Relatives remember their loved ones onboard the ill-fated Malaysia Airlines flight, ahead of the fourth anniversary of the plane's disappearance. Officials say the newest search for the missing plane will likely end in June.

A relative (L) of a missing passenger onboard the ill-fated Malaysia Airlines flight MH370 cries during a memorial event in Kuala Lumpur on March 3, 2018.
A relative (L) of a missing passenger onboard the ill-fated Malaysia Airlines flight MH370 cries during a memorial event in Kuala Lumpur on March 3, 2018. (AFP)

Families of passengers marked the fourth anniversary of the disappearance of Malaysia Airlines Flight 370 on Saturday even as a Malaysian official said that the ongoing search for the plane by a US company will likely end in June. 

Malaysia inked a "no cure, no fee" deal with Texas-based Ocean Infinity in January to resume the hunt for the plane, a year after the official search in the southern Indian Ocean by Malaysia, Australia and China was called off.

The plane vanished on March 8, 2014, while flying from Kuala Lumpur to Beijing with 239 people on board.

Ocean Infinity started the search on January 22 and has 90 search days to look for the plane.
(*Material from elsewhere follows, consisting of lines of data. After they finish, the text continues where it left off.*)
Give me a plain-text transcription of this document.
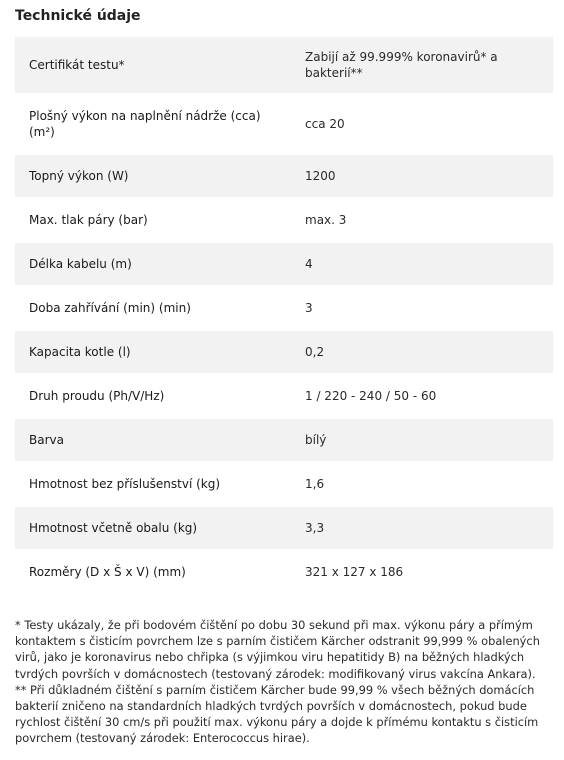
Technické údaje
Certifikát testu*	Zabijí až 99.999% koronavirů* a bakterií**
Plošný výkon na naplnění nádrže (cca) (m²)	cca 20
Topný výkon (W)	1200
Max. tlak páry (bar)	max. 3
Délka kabelu (m)	4
Doba zahřívání (min) (min)	3
Kapacita kotle (l)	0,2
Druh proudu (Ph/V/Hz)	1 / 220 - 240 / 50 - 60
Barva	bílý
Hmotnost bez příslušenství (kg)	1,6
Hmotnost včetně obalu (kg)	3,3
Rozměry (D x Š x V) (mm)	321 x 127 x 186

* Testy ukázaly, že při bodovém čištění po dobu 30 sekund při max. výkonu páry a přímým kontaktem s čisticím povrchem lze s parním čističem Kärcher odstranit 99,999 % obalených virů, jako je koronavirus nebo chřipka (s výjimkou viru hepatitidy B) na běžných hladkých tvrdých površích v domácnostech (testovaný zárodek: modifikovaný virus vakcína Ankara).

** Při důkladném čištění s parním čističem Kärcher bude 99,99 % všech běžných domácích bakterií zničeno na standardních hladkých tvrdých površích v domácnostech, pokud bude rychlost čištění 30 cm/s při použití max. výkonu páry a dojde k přímému kontaktu s čisticím povrchem (testovaný zárodek: Enterococcus hirae).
Malaysia's civil aviation chief, Azharuddin Abdul Rahman, said that the 90-day term will spread over a few months because the search vessel has to refuel in Australia and bad weather could be a factor.

Azharuddin said the search is going smoothly and is expected to end by mid-June.
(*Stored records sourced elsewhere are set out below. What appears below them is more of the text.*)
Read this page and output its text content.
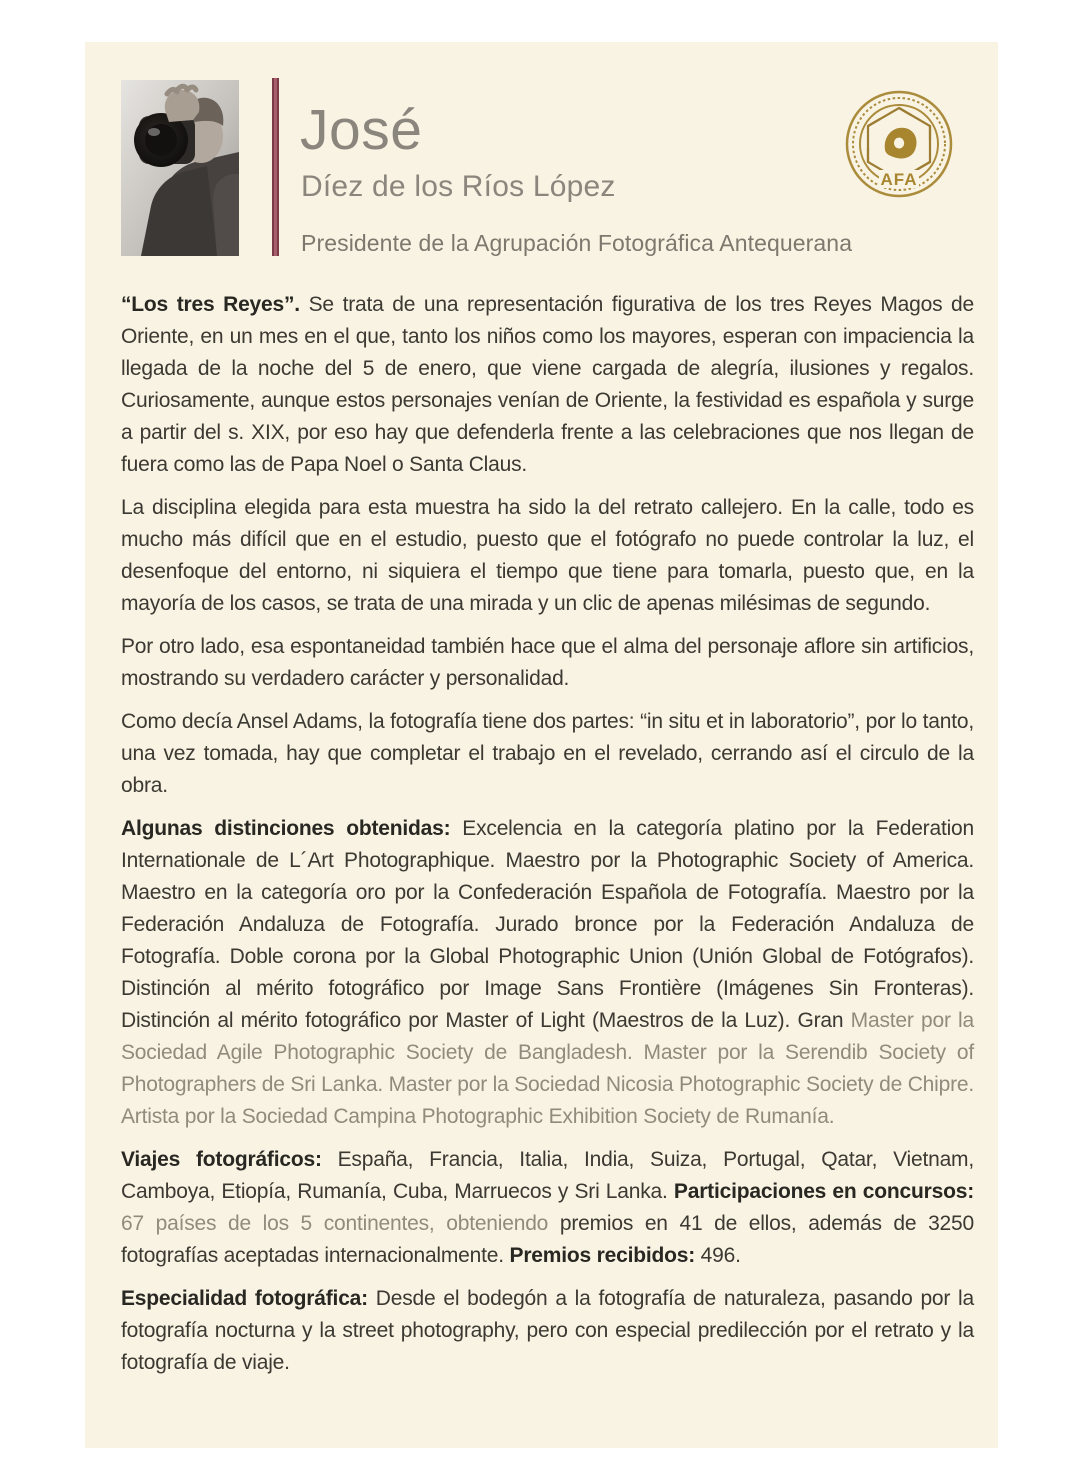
José
Díez de los Ríos López
Presidente de la Agrupación Fotográfica Antequerana
AFA

“Los tres Reyes”. Se trata de una representación figurativa de los tres Reyes Magos de Oriente, en un mes en el que, tanto los niños como los mayores, esperan con impaciencia la llegada de la noche del 5 de enero, que viene cargada de alegría, ilusiones y regalos. Curiosamente, aunque estos personajes venían de Oriente, la festividad es española y surge a partir del s. XIX, por eso hay que defenderla frente a las celebraciones que nos llegan de fuera como las de Papa Noel o Santa Claus.

La disciplina elegida para esta muestra ha sido la del retrato callejero. En la calle, todo es mucho más difícil que en el estudio, puesto que el fotógrafo no puede controlar la luz, el desenfoque del entorno, ni siquiera el tiempo que tiene para tomarla, puesto que, en la mayoría de los casos, se trata de una mirada y un clic de apenas milésimas de segundo.

Por otro lado, esa espontaneidad también hace que el alma del personaje aflore sin artificios, mostrando su verdadero carácter y personalidad.

Como decía Ansel Adams, la fotografía tiene dos partes: “in situ et in laboratorio”, por lo tanto, una vez tomada, hay que completar el trabajo en el revelado, cerrando así el circulo de la obra.

Algunas distinciones obtenidas: Excelencia en la categoría platino por la Federation Internationale de L´Art Photographique. Maestro por la Photographic Society of America. Maestro en la categoría oro por la Confederación Española de Fotografía. Maestro por la Federación Andaluza de Fotografía. Jurado bronce por la Federación Andaluza de Fotografía. Doble corona por la Global Photographic Union (Unión Global de Fotógrafos). Distinción al mérito fotográfico por Image Sans Frontière (Imágenes Sin Fronteras). Distinción al mérito fotográfico por Master of Light (Maestros de la Luz). Gran Master por la Sociedad Agile Photographic Society de Bangladesh. Master por la Serendib Society of Photographers de Sri Lanka. Master por la Sociedad Nicosia Photographic Society de Chipre. Artista por la Sociedad Campina Photographic Exhibition Society de Rumanía.

Viajes fotográficos: España, Francia, Italia, India, Suiza, Portugal, Qatar, Vietnam, Camboya, Etiopía, Rumanía, Cuba, Marruecos y Sri Lanka. Participaciones en concursos: 67 países de los 5 continentes, obteniendo premios en 41 de ellos, además de 3250 fotografías aceptadas internacionalmente. Premios recibidos: 496.

Especialidad fotográfica: Desde el bodegón a la fotografía de naturaleza, pasando por la fotografía nocturna y la street photography, pero con especial predilección por el retrato y la fotografía de viaje.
"The whole world, including the next of kin, have (new) hope to find the plane for closure," he told reporters at a remembrance event at a shopping mall near Kuala Lumpur. 
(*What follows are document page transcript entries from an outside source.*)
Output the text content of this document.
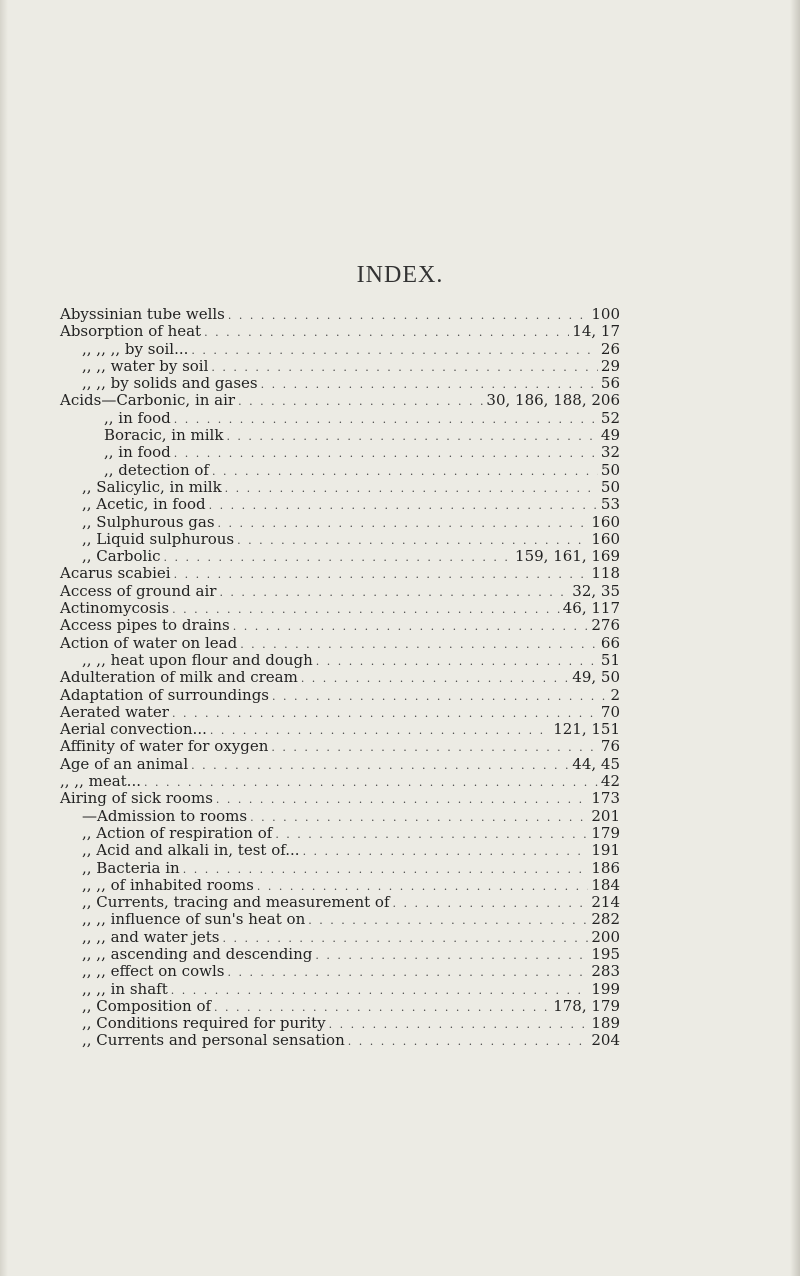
INDEX.
Abyssinian tube wells . . .	100
Absorption of heat . . .	14, 17
,, ,, ,, by soil... . . .	26
,, ,, water by soil . . .	29
,, ,, by solids and gases . . .	56
Acids—Carbonic, in air . . .	30, 186, 188, 206
,, in food . . .	52
Boracic, in milk . . .	49
,, in food . . .	32
,, detection of . . .	50
,, Salicylic, in milk . . .	50
,, Acetic, in food . . .	53
,, Sulphurous gas . . .	160
,, Liquid sulphurous . . .	160
,, Carbolic . . .	159, 161, 169
Acarus scabiei . . .	118
Access of ground air . . .	32, 35
Actinomycosis . . .	46, 117
Access pipes to drains . . .	276
Action of water on lead . . .	66
,, ,, heat upon flour and dough . . .	51
Adulteration of milk and cream . . .	49, 50
Adaptation of surroundings . . .	2
Aerated water . . .	70
Aerial convection... . . .	121, 151
Affinity of water for oxygen . . .	76
Age of an animal . . .	44, 45
,, ,, meat... . . .	42
Airing of sick rooms . . .	173
—Admission to rooms . . .	201
,, Action of respiration of . . .	179
,, Acid and alkali in, test of... . . .	191
,, Bacteria in . . .	186
,, ,, of inhabited rooms . . .	184
,, Currents, tracing and measurement of . . .	214
,, ,, influence of sun's heat on . . .	282
,, ,, and water jets . . .	200
,, ,, ascending and descending . . .	195
,, ,, effect on cowls . . .	283
,, ,, in shaft . . .	199
,, Composition of . . .	178, 179
,, Conditions required for purity . . .	189
,, Currents and personal sensation . . .	204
"For the aviation world, we want to know what exactly happened to the plane."

The official search was extremely difficult because no transmissions were received from the aircraft after its first 38 minutes of flight. 

Systems designed to automatically transmit the flight's position failed to work after this point, according to a final report issued in January 2017 by the Australian Transport Safety Board.

Payment for the search

Officials have said there was an 85 percent chance of finding the debris in a new 25,000 sq km search area — roughly the size of Vermont — identified by experts.

If the mission is successful within three months, payment will be made based on the size of the area searched. 

Malaysia says it will pay Ocean Infinity $20 million for 5,000 sq km of a successful search, $30 million for 15,000 sq km, $50 million for 25,000 sq km and $70 million if the plane or flight recorders are found beyond the identified area.

Passengers remembered 

Meanwhile, family members lit candles on a stage on Saturday and observed a moment of silence during the three-hour event. Most are split over whether the search will be fruitful.

"It doesn't renew (any hope) because I also have to be realistic. It has been four years," said Intan Maizura Othman, whose husband was a flight attendant on the plane. 

She was pregnant when the plane disappeared. She attended the event with her now four-year-old son.

Jiang Hui of China, whose mother was on board the plane, said that he was grateful for Ocean Infinity's courage to mount the search, but that he hopes it will not be the end if the mission fails. 

He proposed for a public fund to be set up to continue the search.

"Without a search, there will be no truth," Jiang said.